FIG. 4 depicts regulation of ABCA1 expression in glial cells. Mouse Neuro2A, mouse BV-2, and rat C6 cells were treated with vehicle (control, lanes 1 and 2), 5 μM retinoic acid and 5 μM 22-hydroxycholesterol (lanes 3 and 4), 1 μM T0-901317 (lanes 5 and 6), or 5 μM retinoic acid and 1 μM TO-901317 (lanes 7 and 8). Cells extracts were collected and analyzed for ABCA1 protein by immunoblot. The molecular weight marker denotes 190 kDa.

FIG. 5 shows ABCA1 distribution in Neuro2A cells. Mouse Neuro2A cells were transiently transfected with an ABCA1-GFP expression construct. Green fluorescence was visualized one day after transfection.

FIG. 6 depicts induction of ABCA1 and secreted Aβ levels. Neuro2A cells were treated with retinoic acid and either 22-hydroxycholesterol (22) or TO-901317 (TO) for one day. Conditioned media was analyzed for Aβ40 and Aβ42 and compared to levels found in cells treated only with vehicle (defined as 100%). Cells treated with 22-hydroxycholesterol showed increased Aβ40 (29%, p<0.02) and Aβ42 (65%, p<0.005). Cells treated with TO-901317 showed increased Aβ40 (25%, p<0.1, NS) and Aβ42 (126%, p<0.001).

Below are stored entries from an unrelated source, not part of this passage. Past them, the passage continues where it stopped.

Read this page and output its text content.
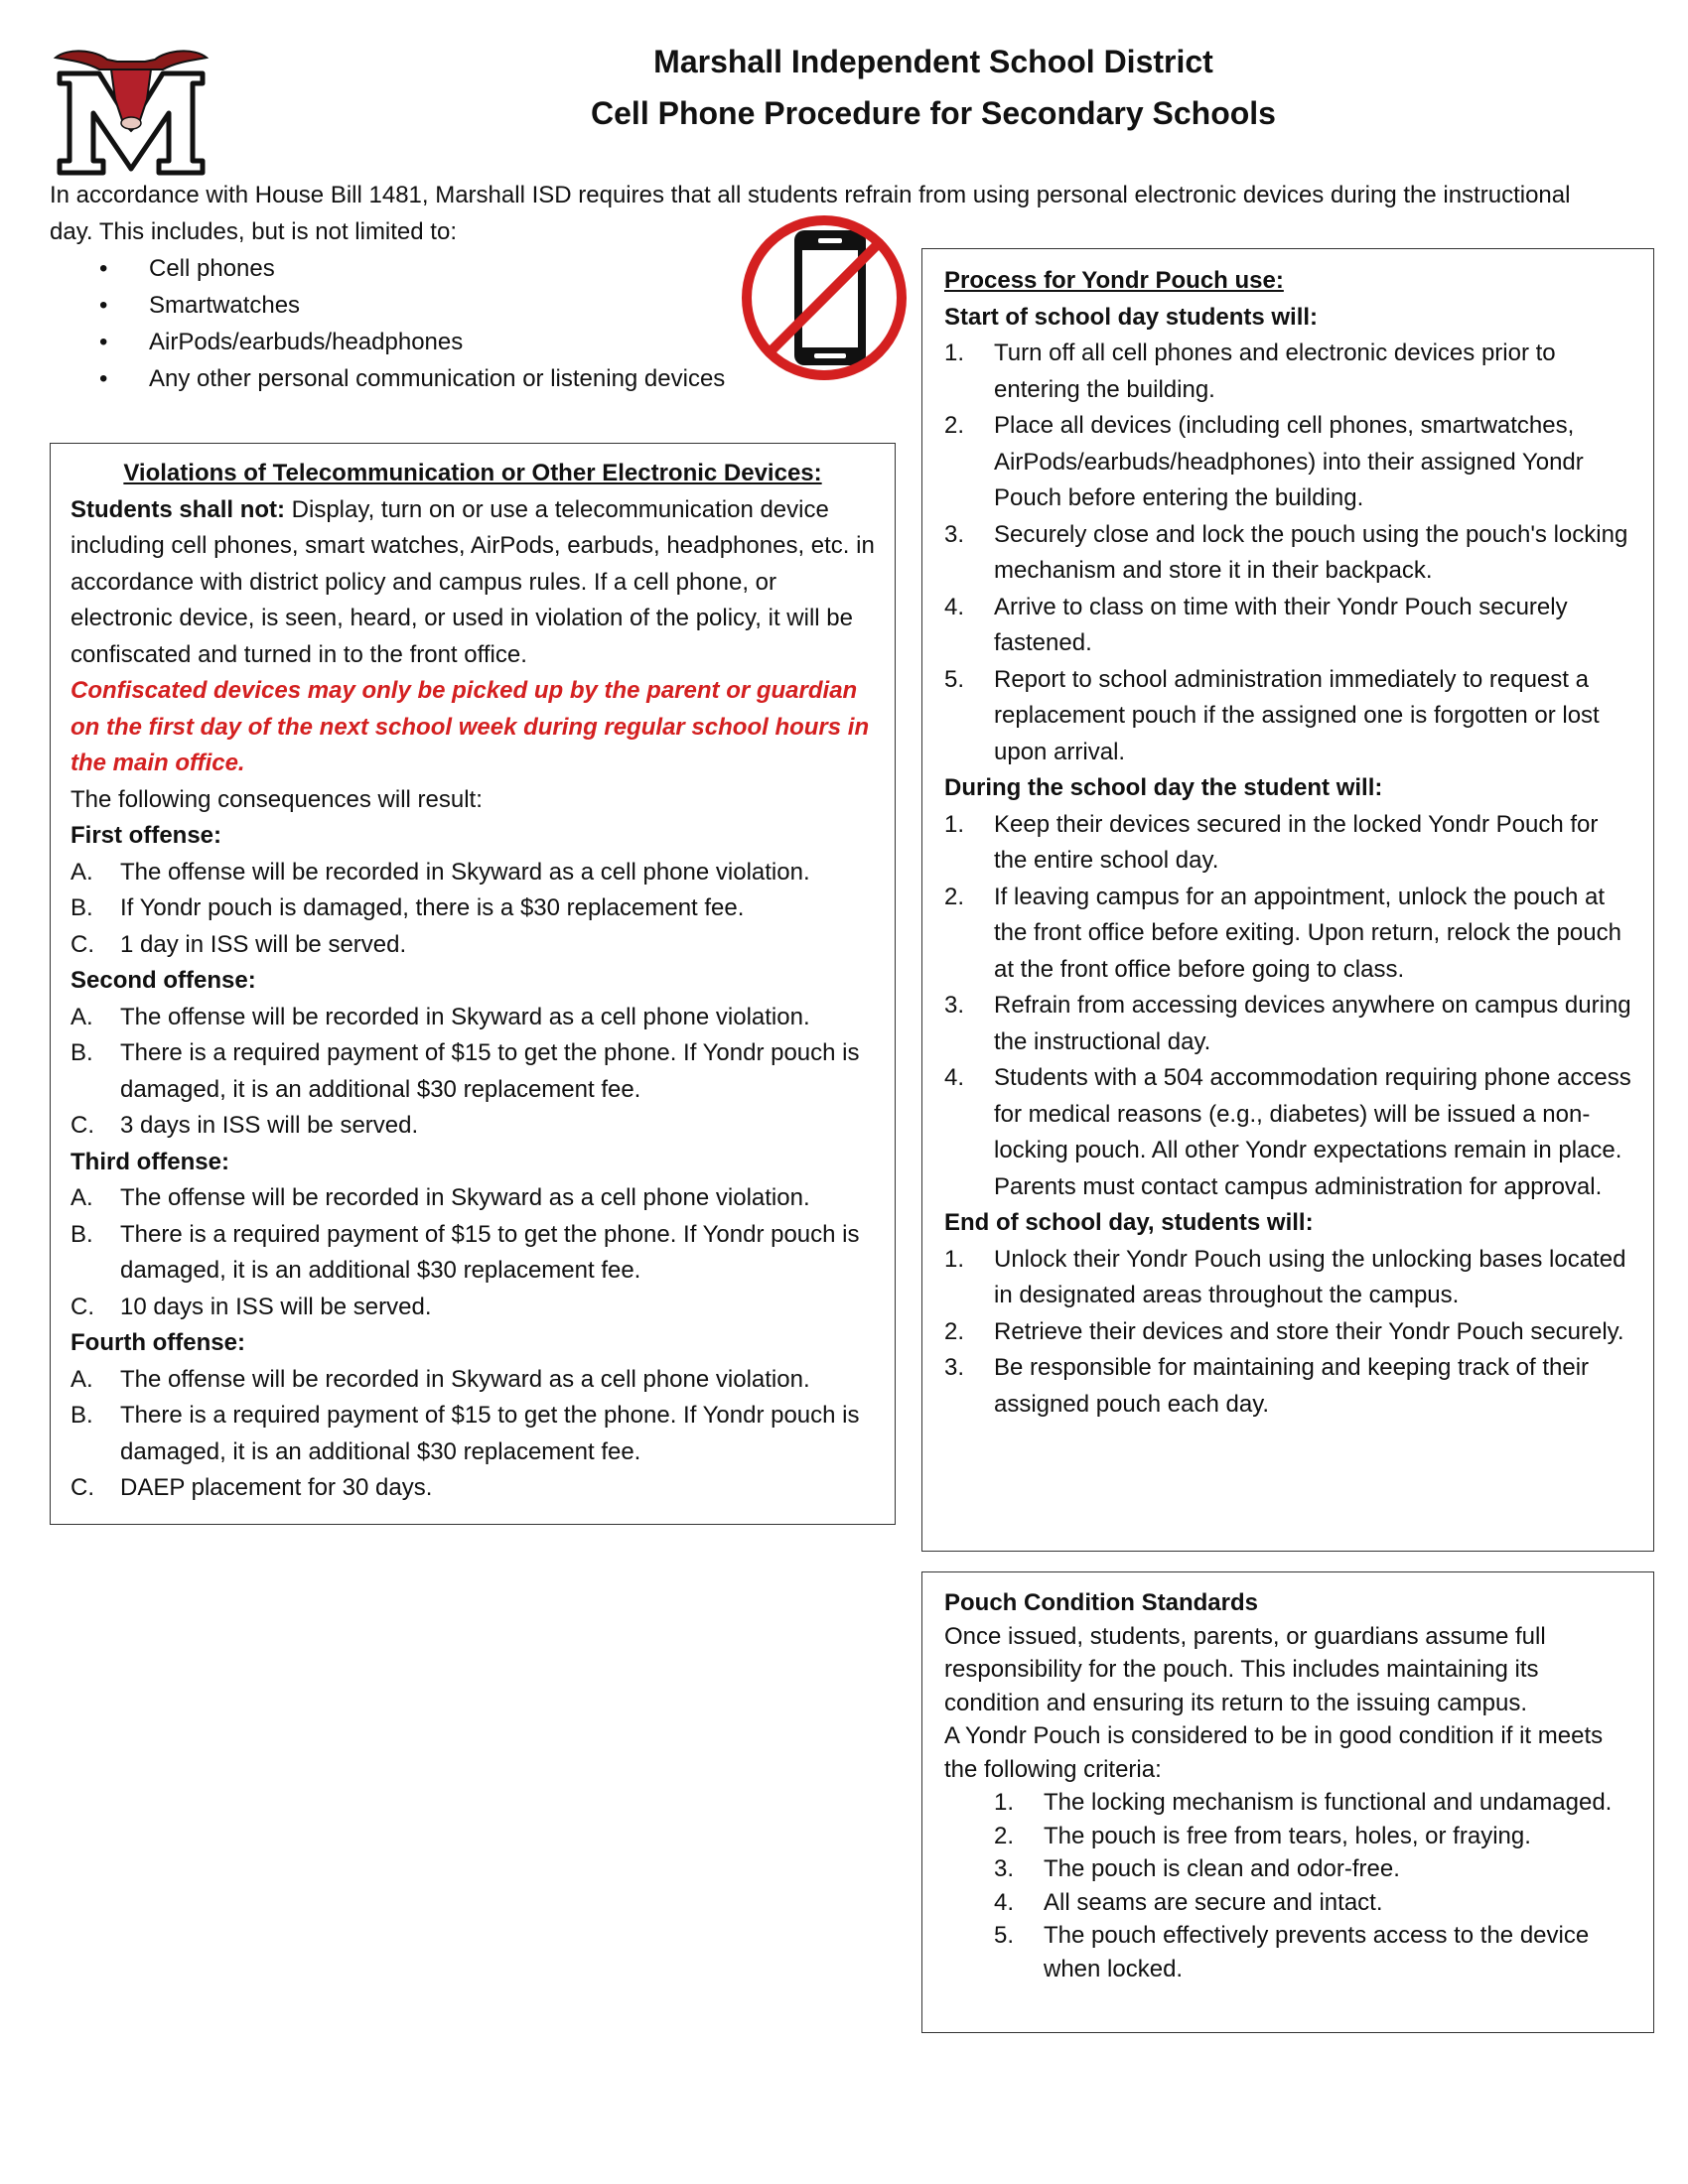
Marshall Independent School District
Cell Phone Procedure for Secondary Schools
In accordance with House Bill 1481, Marshall ISD requires that all students refrain from using personal electronic devices during the instructional day. This includes, but is not limited to:
• Cell phones
• Smartwatches
• AirPods/earbuds/headphones
• Any other personal communication or listening devices
Violations of Telecommunication or Other Electronic Devices:
Students shall not: Display, turn on or use a telecommunication device including cell phones, smart watches, AirPods, earbuds, headphones, etc. in accordance with district policy and campus rules. If a cell phone, or electronic device, is seen, heard, or used in violation of the policy, it will be confiscated and turned in to the front office.
Confiscated devices may only be picked up by the parent or guardian on the first day of the next school week during regular school hours in the main office.
The following consequences will result:
First offense:
A. The offense will be recorded in Skyward as a cell phone violation.
B. If Yondr pouch is damaged, there is a $30 replacement fee.
C. 1 day in ISS will be served.
Second offense:
A. The offense will be recorded in Skyward as a cell phone violation.
B. There is a required payment of $15 to get the phone. If Yondr pouch is damaged, it is an additional $30 replacement fee.
C. 3 days in ISS will be served.
Third offense:
A. The offense will be recorded in Skyward as a cell phone violation.
B. There is a required payment of $15 to get the phone. If Yondr pouch is damaged, it is an additional $30 replacement fee.
C. 10 days in ISS will be served.
Fourth offense:
A. The offense will be recorded in Skyward as a cell phone violation.
B. There is a required payment of $15 to get the phone. If Yondr pouch is damaged, it is an additional $30 replacement fee.
C. DAEP placement for 30 days.
Process for Yondr Pouch use:
Start of school day students will:
1. Turn off all cell phones and electronic devices prior to entering the building.
2. Place all devices (including cell phones, smartwatches, AirPods/earbuds/headphones) into their assigned Yondr Pouch before entering the building.
3. Securely close and lock the pouch using the pouch's locking mechanism and store it in their backpack.
4. Arrive to class on time with their Yondr Pouch securely fastened.
5. Report to school administration immediately to request a replacement pouch if the assigned one is forgotten or lost upon arrival.
During the school day the student will:
1. Keep their devices secured in the locked Yondr Pouch for the entire school day.
2. If leaving campus for an appointment, unlock the pouch at the front office before exiting. Upon return, relock the pouch at the front office before going to class.
3. Refrain from accessing devices anywhere on campus during the instructional day.
4. Students with a 504 accommodation requiring phone access for medical reasons (e.g., diabetes) will be issued a non-locking pouch. All other Yondr expectations remain in place. Parents must contact campus administration for approval.
End of school day, students will:
1. Unlock their Yondr Pouch using the unlocking bases located in designated areas throughout the campus.
2. Retrieve their devices and store their Yondr Pouch securely.
3. Be responsible for maintaining and keeping track of their assigned pouch each day.
Pouch Condition Standards
Once issued, students, parents, or guardians assume full responsibility for the pouch. This includes maintaining its condition and ensuring its return to the issuing campus.
A Yondr Pouch is considered to be in good condition if it meets the following criteria:
1. The locking mechanism is functional and undamaged.
2. The pouch is free from tears, holes, or fraying.
3. The pouch is clean and odor-free.
4. All seams are secure and intact.
5. The pouch effectively prevents access to the device when locked.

FIG. 7 shows RNA inhibition of ABCA1 and secreted Aβ levels. Neuro2A cells were treated with vehicle (ethanol) or retinoic acid and 22-hydroxycholesterol in the presence or absence of RNAi. Control cells showed significant increases in Aβ40 (29%, p<0.05) and Aβ42 (62%, p<0.01) with retinoic acid and 22-hydroxycholesterol. These increases were diminished and non-significant in the presence of RNAi directed against ABCA1: Aβ40, 4%, p<0.9, NS; Aβ42, 37%, p<0.2, NS. RNAi directed against human hsp70 did not diminish the soluble Aβ increases induced by retinoic acid and 22-hydroxycholesterol: Aβ40, 30%, p<0.2, NS; Aβ42, 88%, p<0.02.

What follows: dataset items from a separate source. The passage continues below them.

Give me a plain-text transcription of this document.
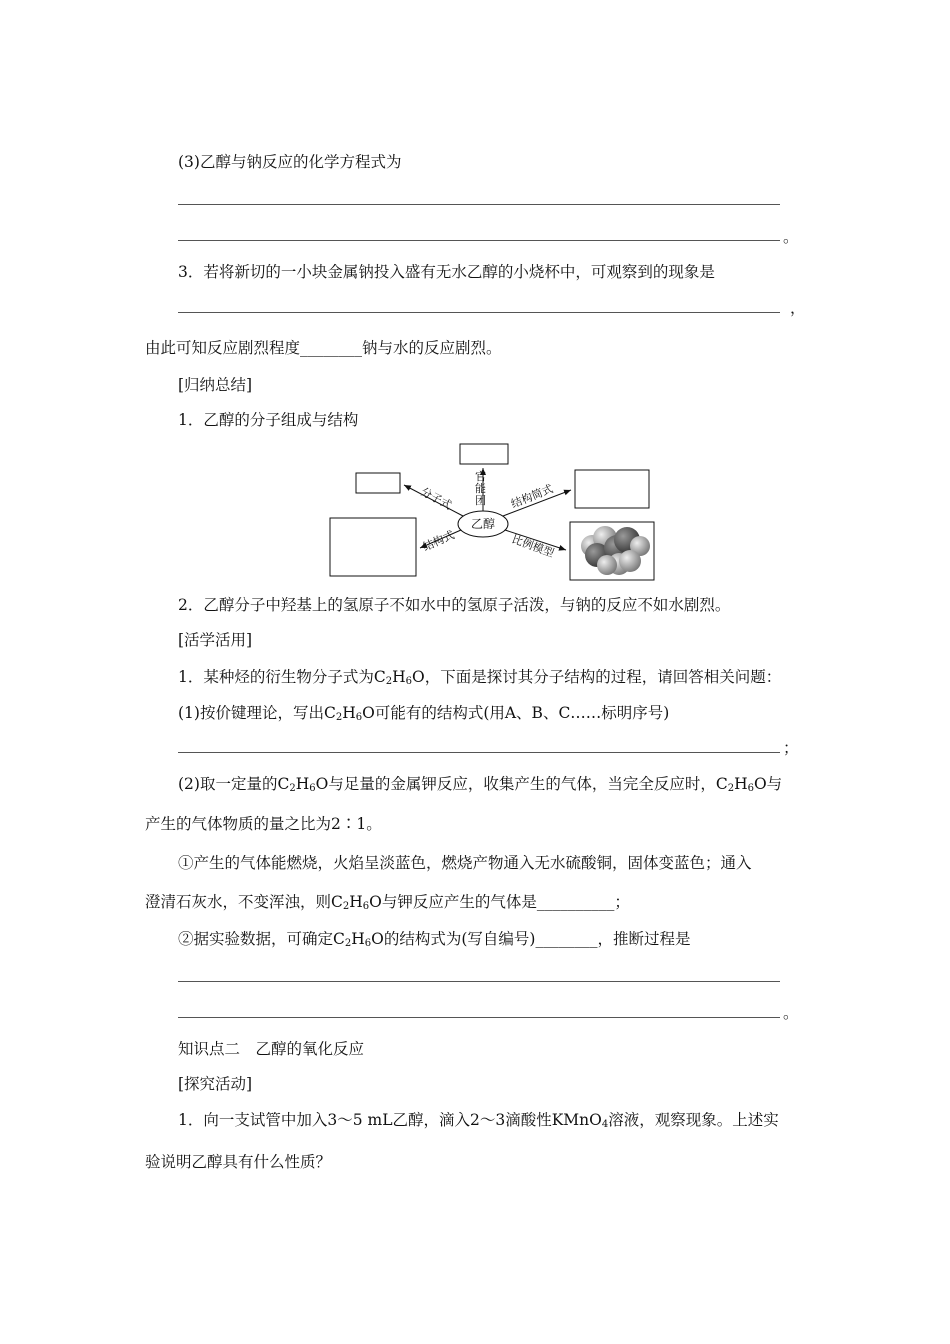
(3)乙醇与钠反应的化学方程式为
。
3．若将新切的一小块金属钠投入盛有无水乙醇的小烧杯中，可观察到的现象是
，
由此可知反应剧烈程度________钠与水的反应剧烈。
[归纳总结]
1．乙醇的分子组成与结构
乙醇
官
能
团
分子式	结构简式
结构式	比例模型
2．乙醇分子中羟基上的氢原子不如水中的氢原子活泼，与钠的反应不如水剧烈。
[活学活用]
1．某种烃的衍生物分子式为$C_2H_6O$，下面是探讨其分子结构的过程，请回答相关问题：
(1)按价键理论，写出$C_2H_6O$可能有的结构式(用A、B、C……标明序号)
；
(2)取一定量的$C_2H_6O$与足量的金属钾反应，收集产生的气体，当完全反应时，$C_2H_6O$与
产生的气体物质的量之比为2∶1。
①产生的气体能燃烧，火焰呈淡蓝色，燃烧产物通入无水硫酸铜，固体变蓝色；通入
澄清石灰水，不变浑浊，则$C_2H_6O$与钾反应产生的气体是__________；
②据实验数据，可确定$C_2H_6O$的结构式为(写自编号)________，推断过程是
。
知识点二　乙醇的氧化反应
[探究活动]
1．向一支试管中加入3～5 mL乙醇，滴入2～3滴酸性KMnO$_4$溶液，观察现象。上述实
验说明乙醇具有什么性质？
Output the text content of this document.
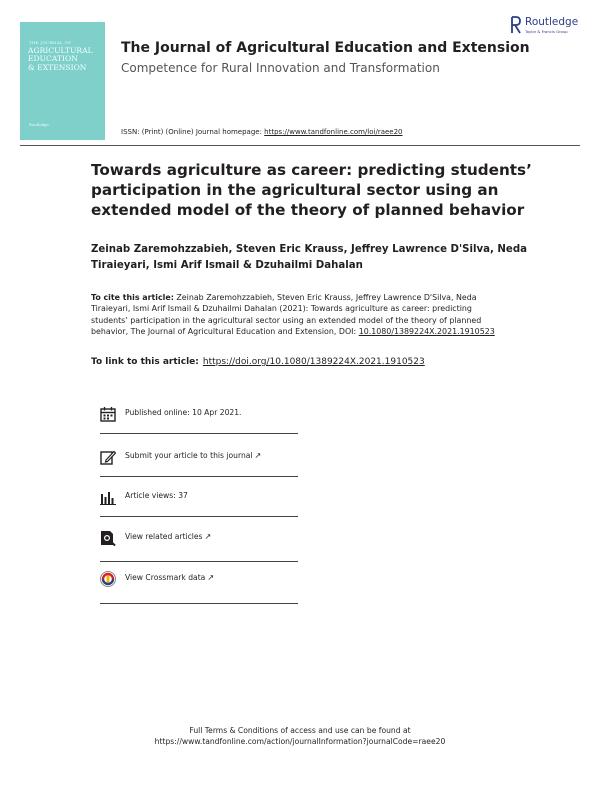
THE JOURNAL OF
AGRICULTURAL
EDUCATION
& EXTENSION
Routledge
The Journal of Agricultural Education and Extension
Competence for Rural Innovation and Transformation
ISSN: (Print) (Online) Journal homepage: https://www.tandfonline.com/loi/raee20
Routledge
Taylor & Francis Group
Towards agriculture as career: predicting students’ participation in the agricultural sector using an extended model of the theory of planned behavior
Zeinab Zaremohzzabieh, Steven Eric Krauss, Jeffrey Lawrence D'Silva, Neda Tiraieyari, Ismi Arif Ismail & Dzuhailmi Dahalan
To cite this article: Zeinab Zaremohzzabieh, Steven Eric Krauss, Jeffrey Lawrence D'Silva, Neda Tiraieyari, Ismi Arif Ismail & Dzuhailmi Dahalan (2021): Towards agriculture as career: predicting students’ participation in the agricultural sector using an extended model of the theory of planned behavior, The Journal of Agricultural Education and Extension, DOI: 10.1080/1389224X.2021.1910523
To link to this article: https://doi.org/10.1080/1389224X.2021.1910523
Published online: 10 Apr 2021.
Submit your article to this journal ↗
Article views: 37
View related articles ↗
View Crossmark data ↗
Full Terms & Conditions of access and use can be found at
https://www.tandfonline.com/action/journalInformation?journalCode=raee20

DETAILED DESCRIPTION OF THE INVENTION

The present invention describes the effect of agonists of liver X receptor (LXR) on the expression of the ATP-binding cassette transporter ABCA1 and on the secretion of soluble Aβ in brain. It follows that interfering with LXR expression or activity (particularly transcriptional activity) and/or ABCA1 expression or activity (particularly its transport activity) alters Aβ secretion, and therefore is a therapeutic mechanism for Alzheimer's disease.

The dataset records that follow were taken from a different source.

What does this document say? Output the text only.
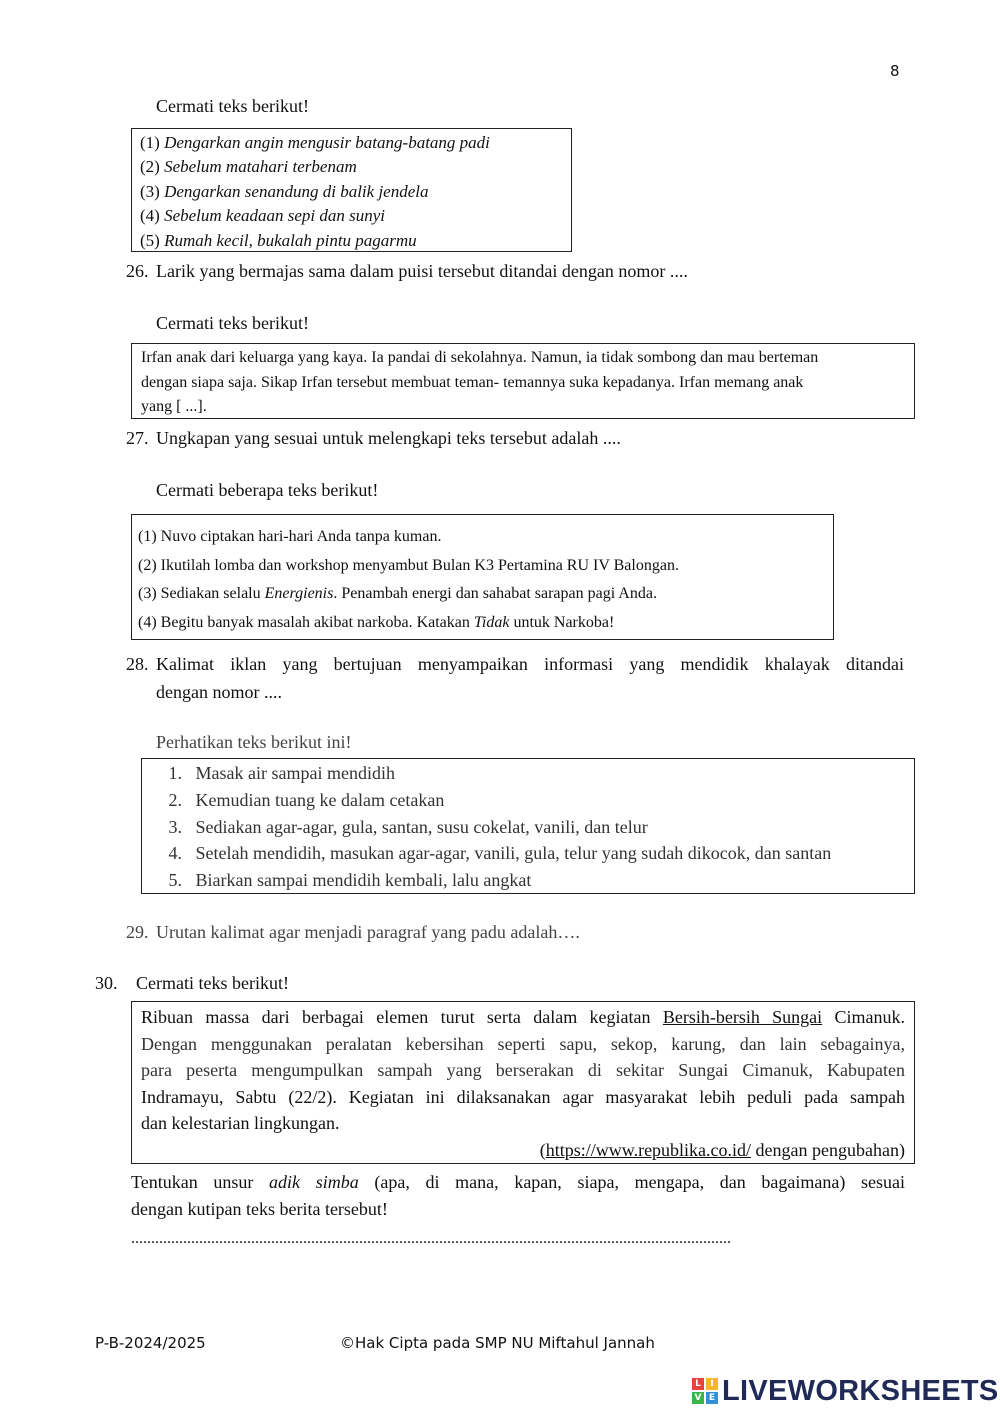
8
Cermati teks berikut!
(1) Dengarkan angin mengusir batang-batang padi
(2) Sebelum matahari terbenam
(3) Dengarkan senandung di balik jendela
(4) Sebelum keadaan sepi dan sunyi
(5) Rumah kecil, bukalah pintu pagarmu
26. Larik yang bermajas sama dalam puisi tersebut ditandai dengan nomor ....
Cermati teks berikut!
Irfan anak dari keluarga yang kaya. Ia pandai di sekolahnya. Namun, ia tidak sombong dan mau berteman
dengan siapa saja. Sikap Irfan tersebut membuat teman- temannya suka kepadanya. Irfan memang anak
yang [ ...].
27. Ungkapan yang sesuai untuk melengkapi teks tersebut adalah ....
Cermati beberapa teks berikut!
(1) Nuvo ciptakan hari-hari Anda tanpa kuman.
(2) Ikutilah lomba dan workshop menyambut Bulan K3 Pertamina RU IV Balongan.
(3) Sediakan selalu Energienis. Penambah energi dan sahabat sarapan pagi Anda.
(4) Begitu banyak masalah akibat narkoba. Katakan Tidak untuk Narkoba!
28. Kalimat iklan yang bertujuan menyampaikan informasi yang mendidik khalayak ditandai
dengan nomor ....
Perhatikan teks berikut ini!
1. Masak air sampai mendidih
2. Kemudian tuang ke dalam cetakan
3. Sediakan agar-agar, gula, santan, susu cokelat, vanili, dan telur
4. Setelah mendidih, masukan agar-agar, vanili, gula, telur yang sudah dikocok, dan santan
5. Biarkan sampai mendidih kembali, lalu angkat
29. Urutan kalimat agar menjadi paragraf yang padu adalah….
30. Cermati teks berikut!
Ribuan massa dari berbagai elemen turut serta dalam kegiatan Bersih-bersih Sungai Cimanuk.
Dengan menggunakan peralatan kebersihan seperti sapu, sekop, karung, dan lain sebagainya,
para peserta mengumpulkan sampah yang berserakan di sekitar Sungai Cimanuk, Kabupaten
Indramayu, Sabtu (22/2). Kegiatan ini dilaksanakan agar masyarakat lebih peduli pada sampah
dan kelestarian lingkungan.
(https://www.republika.co.id/ dengan pengubahan)
Tentukan unsur adik simba (apa, di mana, kapan, siapa, mengapa, dan bagaimana) sesuai
dengan kutipan teks berita tersebut!
......................................................................................................................................................
P-B-2024/2025	©Hak Cipta pada SMP NU Miftahul Jannah
L	I
V E LIVEWORKSHEETS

Agents that inhibit LXR and/or ABCA1 expression and/or activity thus are useful in accordance with the invention for reduction of Aβ secretion and treatment of Alzheimer's disease.

As used herein, an agent is said to reduce or inhibit the expression or activity of LXR if expression or activity of LXR is less in the presence of the agent than when the agent is absent. Similarly, an agent is said to reduce or inhibit the expression or activity of ABCA1 if expression or activity of ABCA1 is less in the presence of the agent than when the agent is absent. Suitable agents exhibiting these properties include, but are not limited to, peptides, antibodies, carbohydrates, nucleic acids, pharmaceutical agents, and the like, including derivatives thereof.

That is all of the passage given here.